The charges pertain to fraudulent misconduct in S&P's ratings of certain commercial mortgage-backed securities. S&P agreed to pay more than $58 million to settle the SEC’s charges, plus an additional $19 million to settle parallel cases announced by the New York Attorney General’s office ($12 million) and the Massachusetts Attorney General’s office ($7 million).

An SEC bigwig said: “Investors rely on credit rating agencies to play it straight when rating complex securities like commercial mortgage-backed securities, but Standard & Poor’s elevated its own financial interests above investors by loosening its rating criteria to obtain business and then obscuring these changes from investors. These enforcement actions are our first ever against a major ratings firm.”

The SEC issued three orders instituting settled administrative proceedings against S&P. According to one order, S&P’s claimed publicly in 2011 that it was using one approach to rate six conduit fusion commercial mortgage-backed securities transactions and issue preliminary ratings on two more transactions when it actually used a different one. As part of this settlement, S&P agreed to take a one-year break from rating conduit fusion commercial mortgage-backed securities.

Another SEC order found that after being frozen out of the market for rating conduit fusion commercial mortgage-backed securities in late 2011, S&P sought to re-enter that market in mid-2012 by overhauling its ratings criteria. To illustrate the relative conservatism of its new criteria, S&P published a false and misleading article purporting to show that its new credit enhancement levels could withstand Great Depression-era levels of economic stress. S&P’s research relied on flawed and inappropriate assumptions and was based on data that was decades removed from the severe losses of the Great Depression. According to the SEC’s order, S&P’s original author of the study expressed concerns that the firm’s commercial mortgage-backed securities group had turned the article into a “sales pitch” for the new criteria and that the removal of certain information from the article could lead to him “sit[ting] in front of [the] Department of Justice or the SEC.” The SEC’s order goes on to say that S&P was less than accurate in its description of its calculations. S&P managed to get away without admitting or denying the findings of this second order.

A third SEC order issued in this case involved internal controls failures in S&P’s surveillance of residential mortgage-backed securities ratings.

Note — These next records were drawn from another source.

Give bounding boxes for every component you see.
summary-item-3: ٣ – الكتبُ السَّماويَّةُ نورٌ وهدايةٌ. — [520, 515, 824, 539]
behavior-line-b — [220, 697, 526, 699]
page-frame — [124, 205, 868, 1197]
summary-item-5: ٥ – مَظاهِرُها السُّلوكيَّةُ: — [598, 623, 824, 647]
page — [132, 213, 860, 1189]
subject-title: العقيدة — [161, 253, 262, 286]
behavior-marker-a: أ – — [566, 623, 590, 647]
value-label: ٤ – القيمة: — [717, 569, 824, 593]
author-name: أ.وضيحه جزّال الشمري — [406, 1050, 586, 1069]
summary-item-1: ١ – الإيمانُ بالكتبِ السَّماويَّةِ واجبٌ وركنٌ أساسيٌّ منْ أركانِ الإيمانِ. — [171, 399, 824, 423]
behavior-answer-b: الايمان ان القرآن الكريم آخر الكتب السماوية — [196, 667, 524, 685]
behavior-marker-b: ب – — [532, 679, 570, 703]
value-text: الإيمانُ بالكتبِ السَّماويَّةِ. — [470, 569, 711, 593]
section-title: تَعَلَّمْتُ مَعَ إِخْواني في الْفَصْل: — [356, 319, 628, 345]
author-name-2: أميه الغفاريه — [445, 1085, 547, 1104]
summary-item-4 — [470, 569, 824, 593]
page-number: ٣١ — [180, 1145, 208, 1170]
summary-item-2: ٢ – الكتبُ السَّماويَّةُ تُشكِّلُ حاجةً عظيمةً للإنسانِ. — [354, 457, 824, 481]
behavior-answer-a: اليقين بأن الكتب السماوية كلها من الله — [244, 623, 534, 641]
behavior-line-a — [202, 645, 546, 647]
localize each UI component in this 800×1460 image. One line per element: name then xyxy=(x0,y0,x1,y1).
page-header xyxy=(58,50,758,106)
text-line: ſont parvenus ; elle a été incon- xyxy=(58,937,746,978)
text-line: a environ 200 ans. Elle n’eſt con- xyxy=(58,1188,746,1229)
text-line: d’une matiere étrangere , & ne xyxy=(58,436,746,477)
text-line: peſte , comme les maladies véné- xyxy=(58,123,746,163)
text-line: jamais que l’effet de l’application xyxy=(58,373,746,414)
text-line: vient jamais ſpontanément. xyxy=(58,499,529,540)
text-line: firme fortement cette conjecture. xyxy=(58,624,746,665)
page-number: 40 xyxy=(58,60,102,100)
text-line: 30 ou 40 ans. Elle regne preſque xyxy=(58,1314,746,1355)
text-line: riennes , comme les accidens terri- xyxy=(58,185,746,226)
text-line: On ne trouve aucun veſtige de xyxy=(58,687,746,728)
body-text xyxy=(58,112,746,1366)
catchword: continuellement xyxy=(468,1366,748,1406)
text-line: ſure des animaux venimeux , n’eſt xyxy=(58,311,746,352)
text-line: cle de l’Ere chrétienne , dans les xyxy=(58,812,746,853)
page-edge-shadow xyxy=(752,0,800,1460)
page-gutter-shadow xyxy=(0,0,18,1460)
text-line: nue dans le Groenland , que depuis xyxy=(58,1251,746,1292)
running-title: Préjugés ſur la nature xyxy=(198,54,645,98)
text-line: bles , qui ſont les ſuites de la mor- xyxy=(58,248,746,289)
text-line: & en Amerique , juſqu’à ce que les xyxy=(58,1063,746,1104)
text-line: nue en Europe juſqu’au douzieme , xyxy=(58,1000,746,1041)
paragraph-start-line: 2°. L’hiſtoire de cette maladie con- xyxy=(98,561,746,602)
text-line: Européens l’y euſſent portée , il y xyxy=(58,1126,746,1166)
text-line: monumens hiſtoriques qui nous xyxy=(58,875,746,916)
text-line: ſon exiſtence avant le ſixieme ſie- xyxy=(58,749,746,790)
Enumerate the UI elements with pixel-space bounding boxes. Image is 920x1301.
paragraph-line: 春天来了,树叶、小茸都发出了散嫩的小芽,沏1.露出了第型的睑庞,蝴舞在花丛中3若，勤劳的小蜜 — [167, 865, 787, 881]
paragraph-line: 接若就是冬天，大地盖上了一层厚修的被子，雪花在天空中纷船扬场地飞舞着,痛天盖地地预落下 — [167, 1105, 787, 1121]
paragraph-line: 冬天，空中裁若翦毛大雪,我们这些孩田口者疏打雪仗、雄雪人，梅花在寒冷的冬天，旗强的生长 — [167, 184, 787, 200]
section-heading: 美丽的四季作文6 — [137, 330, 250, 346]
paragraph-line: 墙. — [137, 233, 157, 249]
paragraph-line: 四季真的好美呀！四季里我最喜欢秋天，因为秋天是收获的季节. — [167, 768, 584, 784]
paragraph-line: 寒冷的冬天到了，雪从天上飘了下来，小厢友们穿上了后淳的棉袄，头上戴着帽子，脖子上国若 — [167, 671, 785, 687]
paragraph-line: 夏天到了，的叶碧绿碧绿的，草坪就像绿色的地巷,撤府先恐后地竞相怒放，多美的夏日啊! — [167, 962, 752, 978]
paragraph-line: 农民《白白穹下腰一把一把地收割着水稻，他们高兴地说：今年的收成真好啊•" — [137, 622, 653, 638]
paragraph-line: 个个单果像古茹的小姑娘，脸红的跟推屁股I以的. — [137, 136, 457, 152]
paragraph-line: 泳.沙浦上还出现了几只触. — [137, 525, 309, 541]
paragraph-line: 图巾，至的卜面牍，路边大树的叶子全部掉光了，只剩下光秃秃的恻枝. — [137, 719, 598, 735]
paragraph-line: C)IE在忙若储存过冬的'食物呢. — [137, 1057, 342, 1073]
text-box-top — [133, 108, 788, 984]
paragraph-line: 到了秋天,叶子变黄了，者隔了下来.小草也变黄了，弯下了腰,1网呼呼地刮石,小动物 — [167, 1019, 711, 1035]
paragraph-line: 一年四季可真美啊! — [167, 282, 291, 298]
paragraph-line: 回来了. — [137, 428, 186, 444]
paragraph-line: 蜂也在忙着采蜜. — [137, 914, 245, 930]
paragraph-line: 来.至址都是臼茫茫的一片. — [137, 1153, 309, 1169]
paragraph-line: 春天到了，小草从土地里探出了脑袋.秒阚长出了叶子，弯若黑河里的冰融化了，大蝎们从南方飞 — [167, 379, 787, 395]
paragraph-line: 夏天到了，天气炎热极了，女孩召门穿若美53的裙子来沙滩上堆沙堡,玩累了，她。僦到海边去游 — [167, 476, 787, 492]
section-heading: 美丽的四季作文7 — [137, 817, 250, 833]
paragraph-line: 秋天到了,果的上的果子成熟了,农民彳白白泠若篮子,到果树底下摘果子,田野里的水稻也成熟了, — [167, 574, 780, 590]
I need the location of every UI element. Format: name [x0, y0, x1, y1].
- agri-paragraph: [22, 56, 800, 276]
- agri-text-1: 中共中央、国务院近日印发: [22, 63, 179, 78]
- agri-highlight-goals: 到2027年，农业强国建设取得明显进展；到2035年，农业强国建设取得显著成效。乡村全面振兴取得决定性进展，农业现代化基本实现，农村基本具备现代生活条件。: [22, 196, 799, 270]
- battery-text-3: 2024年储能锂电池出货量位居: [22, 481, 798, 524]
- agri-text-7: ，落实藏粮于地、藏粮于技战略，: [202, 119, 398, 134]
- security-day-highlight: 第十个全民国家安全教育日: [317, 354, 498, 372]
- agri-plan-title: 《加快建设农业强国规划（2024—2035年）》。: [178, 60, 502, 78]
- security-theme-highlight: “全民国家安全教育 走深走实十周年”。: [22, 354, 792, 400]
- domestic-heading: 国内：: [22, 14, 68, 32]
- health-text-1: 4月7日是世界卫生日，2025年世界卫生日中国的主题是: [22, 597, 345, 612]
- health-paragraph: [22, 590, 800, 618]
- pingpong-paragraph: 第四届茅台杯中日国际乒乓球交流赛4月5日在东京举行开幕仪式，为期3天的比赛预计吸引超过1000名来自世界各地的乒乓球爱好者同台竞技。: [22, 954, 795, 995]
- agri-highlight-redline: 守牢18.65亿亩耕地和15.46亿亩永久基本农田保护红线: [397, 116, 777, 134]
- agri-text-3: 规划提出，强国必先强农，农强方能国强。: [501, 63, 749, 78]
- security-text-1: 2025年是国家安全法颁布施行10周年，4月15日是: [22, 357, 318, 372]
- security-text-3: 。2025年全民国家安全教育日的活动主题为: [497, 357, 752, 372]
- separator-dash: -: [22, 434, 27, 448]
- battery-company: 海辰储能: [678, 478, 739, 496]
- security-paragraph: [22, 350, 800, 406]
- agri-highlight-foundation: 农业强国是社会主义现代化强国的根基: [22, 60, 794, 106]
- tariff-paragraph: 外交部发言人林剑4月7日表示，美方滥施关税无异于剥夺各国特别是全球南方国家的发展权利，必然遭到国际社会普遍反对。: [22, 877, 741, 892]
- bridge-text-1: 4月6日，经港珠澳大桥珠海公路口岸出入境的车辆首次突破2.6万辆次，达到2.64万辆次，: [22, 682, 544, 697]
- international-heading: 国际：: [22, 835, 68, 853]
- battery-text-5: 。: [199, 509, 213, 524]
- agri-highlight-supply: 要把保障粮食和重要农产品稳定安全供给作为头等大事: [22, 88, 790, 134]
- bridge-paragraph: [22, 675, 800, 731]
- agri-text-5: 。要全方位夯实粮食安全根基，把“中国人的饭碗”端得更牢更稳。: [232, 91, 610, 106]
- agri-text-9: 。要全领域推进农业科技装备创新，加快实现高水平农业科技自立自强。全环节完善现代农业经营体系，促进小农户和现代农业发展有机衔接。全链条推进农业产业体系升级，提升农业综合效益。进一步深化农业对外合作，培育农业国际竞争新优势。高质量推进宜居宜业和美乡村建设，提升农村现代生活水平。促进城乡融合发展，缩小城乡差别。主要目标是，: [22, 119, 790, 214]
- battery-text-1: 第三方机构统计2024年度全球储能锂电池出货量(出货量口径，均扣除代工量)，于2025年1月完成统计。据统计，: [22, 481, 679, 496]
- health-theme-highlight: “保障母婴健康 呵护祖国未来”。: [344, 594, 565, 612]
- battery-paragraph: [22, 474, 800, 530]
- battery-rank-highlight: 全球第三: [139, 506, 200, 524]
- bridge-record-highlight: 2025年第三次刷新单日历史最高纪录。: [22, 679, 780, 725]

US regulators have spent years not knowing exactly what to do with the out-of-control ratings agencies as the US constitution protects free speech and the agencies' freedom to say what they like about stocks, country risk and other things has been lumped in with that very basic right. As they receive most of their money from the largest and most established corporate interests in America, this is likely to continue, as is their tendency to play down Western risk and play up business risk in the Oriental countries and the rest of the world. The absence of any large number of alternative ratings agencies that are not based in the US has been seen as a testament to the American government's diplomatic clout.